Ainda, naquela tarde pudemos conhecer a antiga arquitetura limenha. Antigas construções que remontam ao tempo da colonização espanhola predominam. Chamam a atenção os famosos balcões de madeira nas sacadas dos sobrados. Um patrimônio histórico da cidade. Diz a lenda que eram construídos, harmonicamente, em treliças, para que, apenas de dentro se pudesse vislumbrar o exterior. Para que apenas de dentro se pudesse desfrutar o movimento das ruas.
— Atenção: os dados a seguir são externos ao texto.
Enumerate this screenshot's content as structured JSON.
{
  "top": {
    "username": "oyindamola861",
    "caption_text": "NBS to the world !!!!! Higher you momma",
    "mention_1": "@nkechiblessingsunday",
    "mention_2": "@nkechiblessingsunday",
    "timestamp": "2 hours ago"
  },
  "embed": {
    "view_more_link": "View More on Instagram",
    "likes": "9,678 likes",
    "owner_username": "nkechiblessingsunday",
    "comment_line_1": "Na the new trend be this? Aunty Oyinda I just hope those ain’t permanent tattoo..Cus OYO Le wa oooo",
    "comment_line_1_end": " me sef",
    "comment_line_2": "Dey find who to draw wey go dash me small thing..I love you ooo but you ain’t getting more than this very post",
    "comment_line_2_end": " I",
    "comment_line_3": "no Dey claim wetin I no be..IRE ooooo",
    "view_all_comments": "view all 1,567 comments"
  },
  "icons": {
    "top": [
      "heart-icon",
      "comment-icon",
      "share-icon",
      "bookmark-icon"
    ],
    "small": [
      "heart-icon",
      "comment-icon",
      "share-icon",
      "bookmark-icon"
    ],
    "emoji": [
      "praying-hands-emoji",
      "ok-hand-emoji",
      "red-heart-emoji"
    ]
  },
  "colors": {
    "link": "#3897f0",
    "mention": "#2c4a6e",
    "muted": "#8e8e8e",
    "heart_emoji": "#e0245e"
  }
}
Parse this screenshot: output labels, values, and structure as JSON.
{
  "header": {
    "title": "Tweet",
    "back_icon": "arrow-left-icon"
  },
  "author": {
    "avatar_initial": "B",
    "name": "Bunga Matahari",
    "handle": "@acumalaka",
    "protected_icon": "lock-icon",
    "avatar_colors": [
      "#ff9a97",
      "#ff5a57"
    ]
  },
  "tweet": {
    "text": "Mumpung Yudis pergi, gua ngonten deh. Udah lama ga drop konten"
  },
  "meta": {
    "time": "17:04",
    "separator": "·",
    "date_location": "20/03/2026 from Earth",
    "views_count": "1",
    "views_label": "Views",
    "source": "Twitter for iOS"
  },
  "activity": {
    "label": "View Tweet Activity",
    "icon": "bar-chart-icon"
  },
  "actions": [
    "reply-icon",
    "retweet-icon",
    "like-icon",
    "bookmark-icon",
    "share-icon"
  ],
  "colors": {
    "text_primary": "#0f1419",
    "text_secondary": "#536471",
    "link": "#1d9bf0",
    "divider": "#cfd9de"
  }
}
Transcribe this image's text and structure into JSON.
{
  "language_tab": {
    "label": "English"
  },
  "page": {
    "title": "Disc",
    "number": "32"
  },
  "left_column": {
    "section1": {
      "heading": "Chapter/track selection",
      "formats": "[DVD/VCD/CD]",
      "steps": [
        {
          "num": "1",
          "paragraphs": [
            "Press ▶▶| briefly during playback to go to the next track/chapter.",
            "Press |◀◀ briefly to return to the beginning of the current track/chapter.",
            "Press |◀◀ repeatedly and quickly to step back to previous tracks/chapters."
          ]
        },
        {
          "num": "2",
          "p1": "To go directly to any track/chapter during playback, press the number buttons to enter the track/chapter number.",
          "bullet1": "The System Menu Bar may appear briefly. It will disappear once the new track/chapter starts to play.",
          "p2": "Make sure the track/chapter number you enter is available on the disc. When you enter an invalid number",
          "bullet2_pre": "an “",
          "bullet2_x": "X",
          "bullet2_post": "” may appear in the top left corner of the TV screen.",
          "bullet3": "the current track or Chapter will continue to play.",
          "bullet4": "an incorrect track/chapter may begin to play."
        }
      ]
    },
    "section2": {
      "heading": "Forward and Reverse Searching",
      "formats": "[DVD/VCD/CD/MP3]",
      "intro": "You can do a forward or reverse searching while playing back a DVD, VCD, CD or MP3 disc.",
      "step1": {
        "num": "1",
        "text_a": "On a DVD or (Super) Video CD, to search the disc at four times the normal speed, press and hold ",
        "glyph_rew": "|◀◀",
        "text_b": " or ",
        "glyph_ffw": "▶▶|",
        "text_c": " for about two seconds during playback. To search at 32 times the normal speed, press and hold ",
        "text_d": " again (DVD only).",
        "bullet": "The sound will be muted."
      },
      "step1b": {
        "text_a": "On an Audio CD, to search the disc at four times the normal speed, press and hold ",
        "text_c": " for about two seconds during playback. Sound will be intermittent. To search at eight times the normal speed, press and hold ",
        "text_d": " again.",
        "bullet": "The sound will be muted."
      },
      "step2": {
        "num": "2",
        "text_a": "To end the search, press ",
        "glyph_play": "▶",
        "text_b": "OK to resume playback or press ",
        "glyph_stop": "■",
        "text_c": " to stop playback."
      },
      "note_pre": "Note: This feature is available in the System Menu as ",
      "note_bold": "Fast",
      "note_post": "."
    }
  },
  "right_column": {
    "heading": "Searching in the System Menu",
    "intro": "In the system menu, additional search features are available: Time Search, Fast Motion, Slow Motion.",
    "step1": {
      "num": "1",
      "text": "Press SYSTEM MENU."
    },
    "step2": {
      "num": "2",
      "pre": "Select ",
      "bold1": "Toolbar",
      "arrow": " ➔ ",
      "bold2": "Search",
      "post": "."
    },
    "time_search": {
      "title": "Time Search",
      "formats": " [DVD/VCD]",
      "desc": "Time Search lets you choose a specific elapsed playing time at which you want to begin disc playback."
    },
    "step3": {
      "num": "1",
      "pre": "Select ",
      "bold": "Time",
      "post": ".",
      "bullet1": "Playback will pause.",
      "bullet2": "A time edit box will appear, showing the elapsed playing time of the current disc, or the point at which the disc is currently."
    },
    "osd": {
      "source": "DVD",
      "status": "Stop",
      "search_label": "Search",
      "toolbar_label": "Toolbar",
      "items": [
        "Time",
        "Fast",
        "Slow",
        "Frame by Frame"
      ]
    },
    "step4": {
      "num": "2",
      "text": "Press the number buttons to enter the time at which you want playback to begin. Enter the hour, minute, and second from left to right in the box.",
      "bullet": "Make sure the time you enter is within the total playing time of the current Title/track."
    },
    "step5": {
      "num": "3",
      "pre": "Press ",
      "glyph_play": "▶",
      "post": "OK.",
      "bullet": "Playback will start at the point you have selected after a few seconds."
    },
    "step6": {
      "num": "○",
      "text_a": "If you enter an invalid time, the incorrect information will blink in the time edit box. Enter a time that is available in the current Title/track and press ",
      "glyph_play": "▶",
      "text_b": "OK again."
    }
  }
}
Para que nenhum olhar masculino ousasse penetrar no sagrado ambiente dos lares de então, onde as moças se escondiam. Ou eram escondidas. Entre outras histórias mais que, nas épocas antigas, eram comentadas e imaginadas…

 

 

Caminhando em meio àquele maravilhoso conjunto arquitetônico logo avistamos a famosa Plaza de Armas onde se destacam inúmeros prédios com a cor que os caracteriza, a cor mostarda. Admirá-los mais amiúde seria um programa para outro dia, pois o sol já mergulhava nas águas do Pacífico e o nosso dia começara ainda com a lua nos céus de São Paulo.

 

 

Jantamos no hotel. Logo após o Professor Danilo refugiou-se em um canto isolado e silencioso a fim de melhor preparar-se para a magna palestra que deveria proferir no Congresso, em La Paz. Tentei ficar no saguão de entrada do hotel, vendo o movimento, lendo algo, mas foi impossível. Fora um dia intenso que se iniciara já em plena madrugada. Posterga-se tudo, menos o sono e o cansaço. Muitas aventuras estavam reservadas para o dia seguinte.